The Legislation


Now that the debate is over and the Voluntary Assisted Dying Bill 2019 has passed into law, we can provide the exact wording of the legislation. You can view the Voluntary Assisted Dying Bill 2019 here.


Voluntary assisted dying was briefly permitted in the Northern Territory (1996) before the law was repealed by the Federal Government in 1997. Over the past two decades, since the Northern Territory law was overturned, there have been over thirty attempts to pass another assisted dying law. All of those attempts failed up until November 2017, when the Victorian Parliament made history by becoming the first Australian state to pass the Voluntary Assisted Dying Bill 2017. 

In 2019 voluntary assisted dying, or voluntary euthanasia, is permitted in 18 jurisdictions around the world. It is legal in Switzerland (Criminal Code 1942), The Netherlands (2002), Belgium (2002), Luxembourg (2009), Germany (2015), Colombia (2015 Court Decision), Canada (2016), Australia (Victoria only 2017) and in 8 jurisdictions in the US including Oregon (1997), Washington (2009), Montana (2010 Court Decision), Vermont (2013), California (2016), Colorado (2016), Washington DC (2016), Hawaii (2018), New Jersey (2019) and Maine (2019).


There are differences between the various laws in regard to the eligibility criteria, the method of administration of the lethal medication and the legal framework, or process.

The American laws (on which the Australian laws are based) are considered the most restrictive, because the individual has to be suffering from a terminal illness, with less than 6 months to live, whereas the European laws do not restrict access based on a terminal illness. In Europe, the eligibility and safeguards are based on a model requiring ‘due care’ on the part of the doctor assisting a patient to die and the patient must be experiencing ‘unbearable and irremediable suffering’ to qualify.

The American laws require self-administration only, whereas under the European and Canadian models, both voluntary assisted dying and voluntary euthanasia are permitted.

It would take up too much room to provide a detailed comparison of the legal frameworks, safeguards and procedures involved in the various assisted dying models around the world.

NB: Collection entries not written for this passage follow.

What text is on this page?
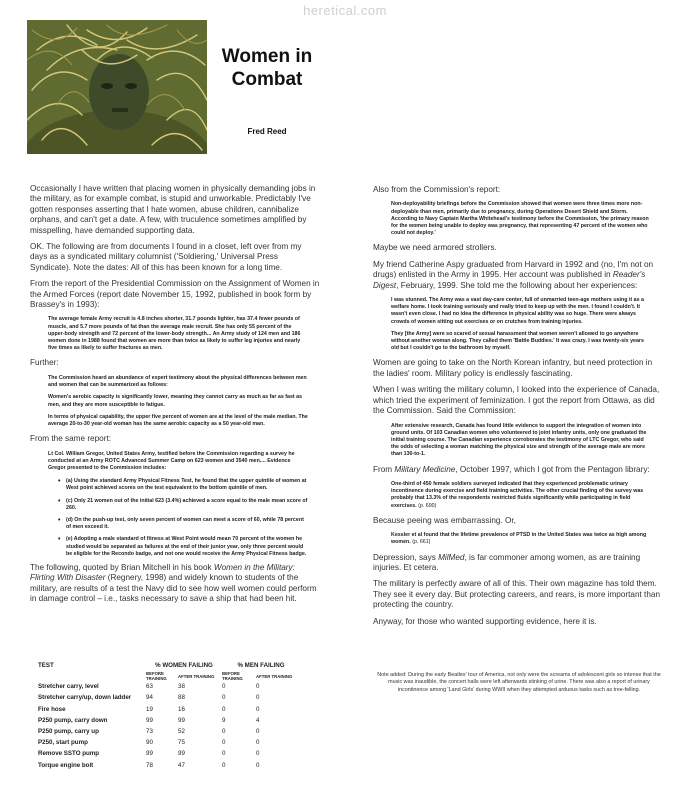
heretical.com
Women in
Combat
Fred Reed

Occasionally I have written that placing women in physically demanding jobs in the military, as for example combat, is stupid and unworkable. Predictably I've gotten responses asserting that I hate women, abuse children, cannibalize orphans, and can't get a date. A few, with truculence sometimes amplified by misspelling, have demanded supporting data.

OK. The following are from documents I found in a closet, left over from my days as a syndicated military columnist ('Soldiering,' Universal Press Syndicate). Note the dates: All of this has been known for a long time.

From the report of the Presidential Commission on the Assignment of Women in the Armed Forces (report date November 15, 1992, published in book form by Brassey's in 1993):

The average female Army recruit is 4.8 inches shorter, 31.7 pounds lighter, has 37.4 fewer pounds of muscle, and 5.7 more pounds of fat than the average male recruit. She has only 55 percent of the upper-body strength and 72 percent of the lower-body strength... An Army study of 124 men and 186 women done in 1988 found that women are more than twice as likely to suffer leg injuries and nearly five times as likely to suffer fractures as men.

Further:

The Commission heard an abundance of expert testimony about the physical differences between men and women that can be summarized as follows:

Women's aerobic capacity is significantly lower, meaning they cannot carry as much as far as fast as men, and they are more susceptible to fatigue.

In terms of physical capability, the upper five percent of women are at the level of the male median. The average 20-to-30 year-old woman has the same aerobic capacity as a 50 year-old man.

From the same report:

Lt Col. William Gregor, United States Army, testified before the Commission regarding a survey he conducted at an Army ROTC Advanced Summer Camp on 623 women and 3540 men.... Evidence Gregor presented to the Commission includes:

• (a) Using the standard Army Physical Fitness Test, he found that the upper quintile of women at West point achieved scores on the test equivalent to the bottom quintile of men.
• (c) Only 21 women out of the initial 623 (3.4%) achieved a score equal to the male mean score of 260.
• (d) On the push-up test, only seven percent of women can meet a score of 60, while 78 percent of men exceed it.
• (e) Adopting a male standard of fitness at West Point would mean 70 percent of the women he studied would be separated as failures at the end of their junior year, only three percent would be eligible for the Recondo badge, and not one would receive the Army Physical Fitness badge.

The following, quoted by Brian Mitchell in his book Women in the Military: Flirting With Disaster (Regnery, 1998) and widely known to students of the military, are results of a test the Navy did to see how well women could perform in damage control – i.e., tasks necessary to save a ship that had been hit.

TEST	% WOMEN FAILING		% MEN FAILING	
	BEFORE TRAINING	AFTER TRAINING	BEFORE TRAINING	AFTER TRAINING
Stretcher carry, level	63	38	0	0
Stretcher carry/up, down ladder	94	88	0	0
Fire hose	19	16	0	0
P250 pump, carry down	99	99	9	4
P250 pump, carry up	73	52	0	0
P250, start pump	90	75	0	0
Remove SSTO pump	99	99	0	0
Torque engine bolt	78	47	0	0

Also from the Commission's report:

Non-deployability briefings before the Commission showed that women were three times more non-deployable than men, primarily due to pregnancy, during Operations Desert Shield and Storm. According to Navy Captain Martha Whitehead's testimony before the Commission, 'the primary reason for the women being unable to deploy was pregnancy, that representing 47 percent of the women who could not deploy.'

Maybe we need armored strollers.

My friend Catherine Aspy graduated from Harvard in 1992 and (no, I'm not on drugs) enlisted in the Army in 1995. Her account was published in Reader's Digest, February, 1999. She told me the following about her experiences:

I was stunned. The Army was a vast day-care center, full of unmarried teen-age mothers using it as a welfare home. I took training seriously and really tried to keep up with the men. I found I couldn't. It wasn't even close. I had no idea the difference in physical ability was so huge. There were always crowds of women sitting out exercises or on crutches from training injuries.

They [the Army] were so scared of sexual harassment that women weren't allowed to go anywhere without another woman along. They called them 'Battle Buddies.' It was crazy. I was twenty-six years old but I couldn't go to the bathroom by myself.

Women are going to take on the North Korean infantry, but need protection in the ladies' room. Military policy is endlessly fascinating.

When I was writing the military column, I looked into the experience of Canada, which tried the experiment of feminization. I got the report from Ottawa, as did the Commission. Said the Commission:

After extensive research, Canada has found little evidence to support the integration of women into ground units. Of 103 Canadian women who volunteered to joint infantry units, only one graduated the initial training course. The Canadian experience corroborates the testimony of LTC Gregor, who said the odds of selecting a woman matching the physical size and strength of the average male are more than 130-to-1.

From Military Medicine, October 1997, which I got from the Pentagon library:

One-third of 450 female soldiers surveyed indicated that they experienced problematic urinary incontinence during exercise and field training activities. The other crucial finding of the survey was probably that 13.3% of the respondents restricted fluids significantly while participating in field exercises. (p. 690)

Because peeing was embarrassing. Or,

Kessler et al found that the lifetime prevalence of PTSD in the United States was twice as high among women. (p. 661)

Depression, says MilMed, is far commoner among women, as are training injuries. Et cetera.

The military is perfectly aware of all of this. Their own magazine has told them. They see it every day. But protecting careers, and rears, is more important than protecting the country.

Anyway, for those who wanted supporting evidence, here it is.

Note added: During the early Beatles' tour of America, not only were the screams of adolescent girls so intense that the music was inaudible, the concert halls were left afterwards stinking of urine. There was also a report of urinary incontinence among 'Land Girls' during WWII when they attempted arduous tasks such as tree-felling.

However, according to the Victorian Committee, which travelled to many of these jurisdictions, although the models differ, ‘what they all have in common is robust regulatory frameworks that focus on transparency, patient-centred care and choice.’ Both the Victorian Committee and the Western Australia Joint Select Committee found no evidence of institutional corrosion or the often cited ‘slippery slope’. 

Now that the Western Australian debate is over you can view the Voluntary Assisted Dying Bill 2019 here.

The WA VAD Bill includes the following eligibility criteria:

(a)        the person has reached 18 years of age;

(b)        the person —

        (i)     is an Australian citizen or permanent resident; and

        (ii)     at the time of making a first request, has been ordinarily resident in Western Australia for a period of at least 12 months;

(c)     the person is diagnosed with at least 1 disease, illness or medical condition that —

        (i)     is advanced, progressive and will cause death; and

        (ii)     will, on the balance of probabilities, cause death within a period of 6 months or, in the case of a disease, illness or medical condition that is neurodegenerative, within a period of 12 months; and

        (iii)     is causing suffering to the person that cannot be relieved in a manner that the person considers tolerable;

(d)     the person has decision-making capacity in relation to voluntary assisted dying;

(e)     the person is acting voluntarily and without coercion;

(f)     the person’s request for access to voluntary assisted dying is enduring.